Are you saying,  the size problem is excusable because on other lisp
environments are bigger?  possibly you've noticed the recent discussion
about how mcl application size can be reduced?  I believe the geist
of the conversation has been, 'yes,  we can do it,  but it's not a priority'.
 
I come from the c++ world and, as a student, the $500 I paid for MCL was
a significant investment in the hopes that I would be able to create
distributable software.  However,  this I cannot do...  most people
who I sell to: (a) don't have 4 meg machines,  (b) don't want 2 meg
programs filling up their hd, (c) can't figure out how to install
progams broken into two halves on two floppy disks,  and (d) don't
want to hear any excuses for any of the above.
 
> Priorities are not promises!  When an employee of a vendor states a
> priority he is not making a promise.  Priorities should evolve and
> push and pull against other priorities.  For example keeping MCL in
> synch. with the Common Lisp Standard, and the Macintosh toolbox is
> presumably a priority too.  Both of those are more than twice the size
> today.
 
I never said it was a promise.  perhaps you read that into the text.

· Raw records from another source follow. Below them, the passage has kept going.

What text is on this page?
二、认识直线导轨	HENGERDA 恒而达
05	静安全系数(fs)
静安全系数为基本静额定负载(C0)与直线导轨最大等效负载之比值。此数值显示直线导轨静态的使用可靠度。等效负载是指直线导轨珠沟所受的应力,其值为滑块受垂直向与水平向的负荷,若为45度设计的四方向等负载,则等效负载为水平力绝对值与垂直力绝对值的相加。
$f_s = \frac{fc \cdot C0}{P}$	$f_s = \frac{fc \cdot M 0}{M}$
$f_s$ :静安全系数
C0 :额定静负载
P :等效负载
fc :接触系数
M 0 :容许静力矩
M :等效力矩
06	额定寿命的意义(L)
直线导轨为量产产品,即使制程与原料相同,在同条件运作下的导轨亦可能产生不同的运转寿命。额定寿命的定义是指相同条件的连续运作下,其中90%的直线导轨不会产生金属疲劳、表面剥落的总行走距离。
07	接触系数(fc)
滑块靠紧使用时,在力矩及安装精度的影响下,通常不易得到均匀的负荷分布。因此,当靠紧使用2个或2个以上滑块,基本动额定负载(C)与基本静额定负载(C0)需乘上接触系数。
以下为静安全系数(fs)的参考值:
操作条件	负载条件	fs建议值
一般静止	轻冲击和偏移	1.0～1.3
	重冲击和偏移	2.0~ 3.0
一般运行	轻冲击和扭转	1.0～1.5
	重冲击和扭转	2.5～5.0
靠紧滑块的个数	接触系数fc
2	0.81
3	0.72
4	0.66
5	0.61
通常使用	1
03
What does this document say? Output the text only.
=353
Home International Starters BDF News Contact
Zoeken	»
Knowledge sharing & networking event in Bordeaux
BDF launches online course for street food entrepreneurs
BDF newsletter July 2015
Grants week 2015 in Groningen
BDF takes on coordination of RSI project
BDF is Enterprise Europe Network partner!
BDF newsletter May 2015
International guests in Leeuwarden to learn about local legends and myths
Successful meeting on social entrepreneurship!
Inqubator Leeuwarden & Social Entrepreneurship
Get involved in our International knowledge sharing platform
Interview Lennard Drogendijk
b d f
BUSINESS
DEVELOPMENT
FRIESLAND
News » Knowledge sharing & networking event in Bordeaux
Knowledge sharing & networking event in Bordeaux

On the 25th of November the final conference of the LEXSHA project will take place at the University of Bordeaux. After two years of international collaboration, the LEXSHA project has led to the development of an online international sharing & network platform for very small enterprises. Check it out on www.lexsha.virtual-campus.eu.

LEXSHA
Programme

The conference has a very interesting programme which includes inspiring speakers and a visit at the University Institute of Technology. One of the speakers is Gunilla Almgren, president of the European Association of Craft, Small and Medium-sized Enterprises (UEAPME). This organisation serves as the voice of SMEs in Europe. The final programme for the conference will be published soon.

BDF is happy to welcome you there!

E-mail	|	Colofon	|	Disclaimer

However, it is misleading (intentionally) to state that something
of significant concern to someone is a priority, implying that work is
being done about it, when infact none is being done at all.
 
> Even from outside of Apple you can see that they care deeply about
> this issue.  The entire Dylan effort is but one example of that.
 
Well,  that's great,  but Dylan isn't Lisp.
 
> Finally.  The mother ship idea was not intended to divert attention
> away from a discussion of where MCL should go.  It was intended as a
> cheap (do it today) solution to the problem that MCL hackers have:
> "I can't distribute this little toy I just built."
 
wellll excuse me,  but in the 'real world' people actually do sell
the programs they write and these are legitimate concerns.
Is the cheap (do it today) solution the only one we're going to get?